Prove by induction that $n!>2^n$ for all integers $n\ge4$.

I know that I have to start from the basic step, which is to confirm the above for $n=4$, being $4!>2^4$, which equals to $24>16$.

How do I continue though. I do not know how to develop the next step.

Thank you.

Solution 1:

Suppose that when $n=k$ $(k≥4)$, we have that $k!>2^k$.

Now, we have to prove that $(k+1)!>2^{k+1}$ when $n=(k+1) (k≥4)$.

$(k+1)! = (k+1)k! > (k+1)2^k$ (since $k!>2^k$)

That implies $(k+1)!>2^k \cdot 2$ (since $(k+1)>2$ because of $k$ is greater than or equal to $4$)
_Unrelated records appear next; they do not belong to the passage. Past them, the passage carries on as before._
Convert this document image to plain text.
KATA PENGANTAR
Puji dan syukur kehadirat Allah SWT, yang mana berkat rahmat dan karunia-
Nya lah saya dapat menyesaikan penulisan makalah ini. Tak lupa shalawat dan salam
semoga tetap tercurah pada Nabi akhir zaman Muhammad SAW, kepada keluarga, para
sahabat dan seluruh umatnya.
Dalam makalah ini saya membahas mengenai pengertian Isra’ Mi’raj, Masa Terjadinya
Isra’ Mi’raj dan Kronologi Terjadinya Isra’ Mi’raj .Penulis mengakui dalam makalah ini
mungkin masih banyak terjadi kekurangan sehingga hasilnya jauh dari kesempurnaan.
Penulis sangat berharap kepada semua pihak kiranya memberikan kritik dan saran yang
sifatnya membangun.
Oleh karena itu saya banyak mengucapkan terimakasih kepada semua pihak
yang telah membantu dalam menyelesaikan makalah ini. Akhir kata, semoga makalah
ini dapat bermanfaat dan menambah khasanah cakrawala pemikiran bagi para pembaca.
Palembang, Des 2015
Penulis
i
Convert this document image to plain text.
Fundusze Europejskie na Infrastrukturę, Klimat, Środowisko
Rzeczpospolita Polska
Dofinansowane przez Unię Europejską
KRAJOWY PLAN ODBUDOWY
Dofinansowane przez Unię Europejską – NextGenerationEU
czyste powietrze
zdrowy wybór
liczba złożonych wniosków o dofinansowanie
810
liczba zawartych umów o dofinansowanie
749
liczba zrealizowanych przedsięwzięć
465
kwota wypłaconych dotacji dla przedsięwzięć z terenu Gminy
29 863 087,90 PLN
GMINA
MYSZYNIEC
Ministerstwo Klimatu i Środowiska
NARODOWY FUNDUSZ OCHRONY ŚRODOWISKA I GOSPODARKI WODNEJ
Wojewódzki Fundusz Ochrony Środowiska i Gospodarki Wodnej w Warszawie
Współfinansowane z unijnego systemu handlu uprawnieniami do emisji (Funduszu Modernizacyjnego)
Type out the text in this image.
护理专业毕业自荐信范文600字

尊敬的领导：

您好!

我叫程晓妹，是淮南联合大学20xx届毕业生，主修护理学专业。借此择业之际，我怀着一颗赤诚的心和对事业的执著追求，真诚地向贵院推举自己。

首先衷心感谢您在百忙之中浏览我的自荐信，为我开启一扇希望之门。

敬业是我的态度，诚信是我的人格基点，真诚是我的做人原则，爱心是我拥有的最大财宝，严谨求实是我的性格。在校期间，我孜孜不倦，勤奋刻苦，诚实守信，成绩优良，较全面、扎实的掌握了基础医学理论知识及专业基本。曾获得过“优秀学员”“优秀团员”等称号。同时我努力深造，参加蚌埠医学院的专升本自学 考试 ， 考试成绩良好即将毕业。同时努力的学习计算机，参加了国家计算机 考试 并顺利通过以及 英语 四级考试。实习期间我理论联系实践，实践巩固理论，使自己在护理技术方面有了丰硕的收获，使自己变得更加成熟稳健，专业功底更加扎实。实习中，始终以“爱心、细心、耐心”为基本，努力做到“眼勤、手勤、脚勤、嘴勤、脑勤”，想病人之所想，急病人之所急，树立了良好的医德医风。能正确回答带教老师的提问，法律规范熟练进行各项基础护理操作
Therefore, $(k+1)!>2^{k+1}$

Finally, we may conclude that $n!>2^n$ for all integers $n≥4$

Solution 2:

Here's a suggestion. We have that $(n+1)! = (n+1)n!$ and $2^{n+1} = 2\cdot 2^n$. Then, if we know that $n! > 2^n$, and we multiply $n!$ by $n+1$ and $2^n$ by $2$, can you work out what will happen to the inequality?

Solution 3:

Guide: If $a>b>0$ and $c>d>0$, then we know that $ac>bd$. Now if we know $n!>2^n$ for some positive integer $n$, and we also know that $n+1>2$....

Solution 4:

Hint: prove inductively that a product is $> 1$ if each factor is $>1$. Apply that to the product $$\frac{n!}{2^n}\: =\: \frac{4!}{2^4} \frac{5}2 \frac{6}2 \frac{7}2\: \cdots\:\frac{n}2$$

This is a prototypical example of a proof employing multiplicative telescopy. Notice how much simpler the proof becomes after transforming into a form where the induction is obvious, namely: $\:$ a product is $>1$ if all factors are $>1$. Many inductive proofs reduce to standard inductions.